The connected house includes connected health and wellness devices, connected pantries, connected appliances, connected comfort devices, connected content and even connected medicine cabinets as well as home security.
The connected store includes technologies like beacons, contactless checkout, scanning, smart mirrors, smart shelves and RFID.
Some examples include memory mirrors that let customer change their clothes virtually – trying out different items, colours and accessories without the hassle of actually trying them on.
In terms of payments, there are pilots that put payment systems in wristbands. “My opinion is that we will use smart phones rather than wearables,” says Knight, although she believes there are specific use cases for the wristband.
Customer tracking can be used to show organisations how customers are shopping the store and letting them make decisions on store layout.

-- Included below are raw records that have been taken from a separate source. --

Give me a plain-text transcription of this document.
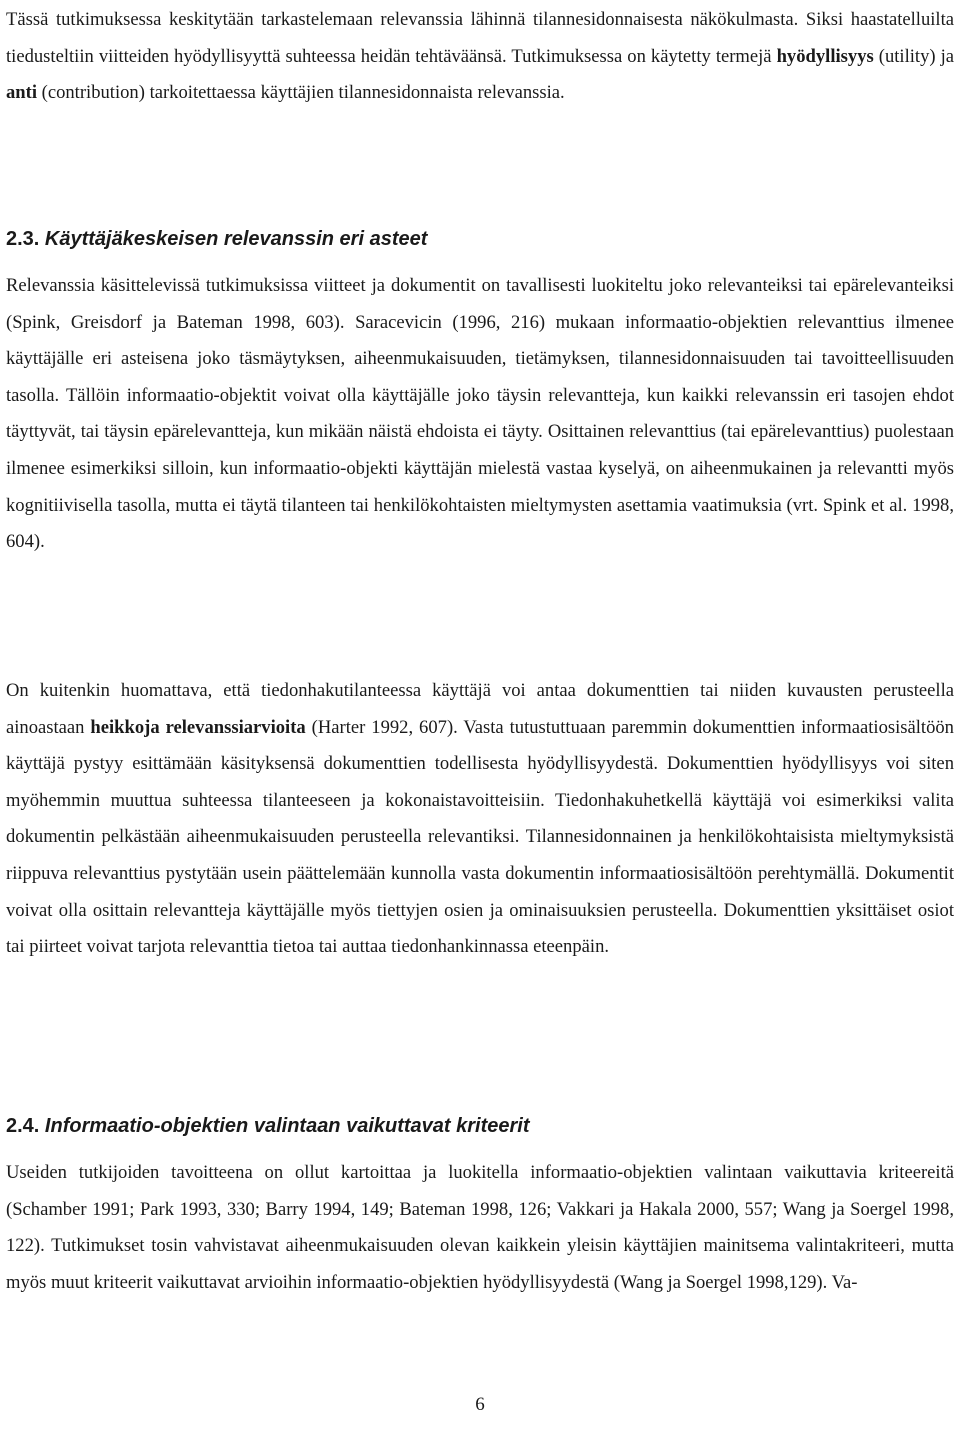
Tässä tutkimuksessa keskitytään tarkastelemaan relevanssia lähinnä tilannesidonnaisesta näkökulmasta. Siksi haastatelluilta tiedusteltiin viitteiden hyödyllisyyttä suhteessa heidän tehtäväänsä. Tutkimuksessa on käytetty termejä hyödyllisyys (utility) ja anti (contribution) tarkoitettaessa käyttäjien tilannesidonnaista relevanssia.

2.3. Käyttäjäkeskeisen relevanssin eri asteet

Relevanssia käsittelevissä tutkimuksissa viitteet ja dokumentit on tavallisesti luokiteltu joko relevanteiksi tai epärelevanteiksi (Spink, Greisdorf ja Bateman 1998, 603). Saracevicin (1996, 216) mukaan informaatio-objektien relevanttius ilmenee käyttäjälle eri asteisena joko täsmäytyksen, aiheenmukaisuuden, tietämyksen, tilannesidonnaisuuden tai tavoitteellisuuden tasolla. Tällöin informaatio-objektit voivat olla käyttäjälle joko täysin relevantteja, kun kaikki relevanssin eri tasojen ehdot täyttyvät, tai täysin epärelevantteja, kun mikään näistä ehdoista ei täyty. Osittainen relevanttius (tai epärelevanttius) puolestaan ilmenee esimerkiksi silloin, kun informaatio-objekti käyttäjän mielestä vastaa kyselyä, on aiheenmukainen ja relevantti myös kognitiivisella tasolla, mutta ei täytä tilanteen tai henkilökohtaisten mieltymysten asettamia vaatimuksia (vrt. Spink et al. 1998, 604).

On kuitenkin huomattava, että tiedonhakutilanteessa käyttäjä voi antaa dokumenttien tai niiden kuvausten perusteella ainoastaan heikkoja relevanssiarvioita (Harter 1992, 607). Vasta tutustuttuaan paremmin dokumenttien informaatiosisältöön käyttäjä pystyy esittämään käsityksensä dokumenttien todellisesta hyödyllisyydestä. Dokumenttien hyödyllisyys voi siten myöhemmin muuttua suhteessa tilanteeseen ja kokonaistavoitteisiin. Tiedonhakuhetkellä käyttäjä voi esimerkiksi valita dokumentin pelkästään aiheenmukaisuuden perusteella relevantiksi. Tilannesidonnainen ja henkilökohtaisista mieltymyksistä riippuva relevanttius pystytään usein päättelemään kunnolla vasta dokumentin informaatiosisältöön perehtymällä. Dokumentit voivat olla osittain relevantteja käyttäjälle myös tiettyjen osien ja ominaisuuksien perusteella. Dokumenttien yksittäiset osiot tai piirteet voivat tarjota relevanttia tietoa tai auttaa tiedonhankinnassa eteenpäin.

2.4. Informaatio-objektien valintaan vaikuttavat kriteerit

Useiden tutkijoiden tavoitteena on ollut kartoittaa ja luokitella informaatio-objektien valintaan vaikuttavia kriteereitä (Schamber 1991; Park 1993, 330; Barry 1994, 149; Bateman 1998, 126; Vakkari ja Hakala 2000, 557; Wang ja Soergel 1998, 122). Tutkimukset tosin vahvistavat aiheenmukaisuuden olevan kaikkein yleisin käyttäjien mainitsema valintakriteeri, mutta myös muut kriteerit vaikuttavat arvioihin informaatio-objektien hyödyllisyydestä (Wang ja Soergel 1998,129). Va-

6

Knight debuted Eva, a robotic assistant. This device contains sensing and panoramic photography. Pictures are processed to create images that can be viewed and analysed to monitor retail accuracy.
Some South Africa customers are piloting lockers as a delivery device, Knight adds, with Makro in particular promoting the concept.
In terms of solutions that are available now, lockers, instore interfaces and smart lockers offer high value with low complexity.
Other low complexity solutions include wearables, smart shopping carts and smart devices.
High-impact solutions that will need more investment are smart shelving, i-beacons, smart mirrors, car boot pickup and drones.
Knight believes that some of the challenges that need to be overcome include privacy and security; the tension that comes from being agile and innovative while running the existing business; and interoperability or seamless connectivity.
“Another big one is what do you do with the data?” Knight asks, “Traditionally, South Africa retailers have not done a good job of getting value out of the data, letting customers feel they are getting a better experience.”
Identifying return on investment is possibly the final challenge.
Going forward, Knight says companies can’t think of IoT in isolation, but have to put it in the context of their operation. “Think about what you are looking for, and looking to improve. This will be specific to companies and their own customers.”
She recommends that organisations identify key business challenges and opportunities. “I think in South Africa, retailers are going to look to improve their supply chains.”
She suggests that retailers look to smart, innovative partners that will accompany them on their journey.
“Finally, don’t be afraid to test and learn – and that could mean test and fail.”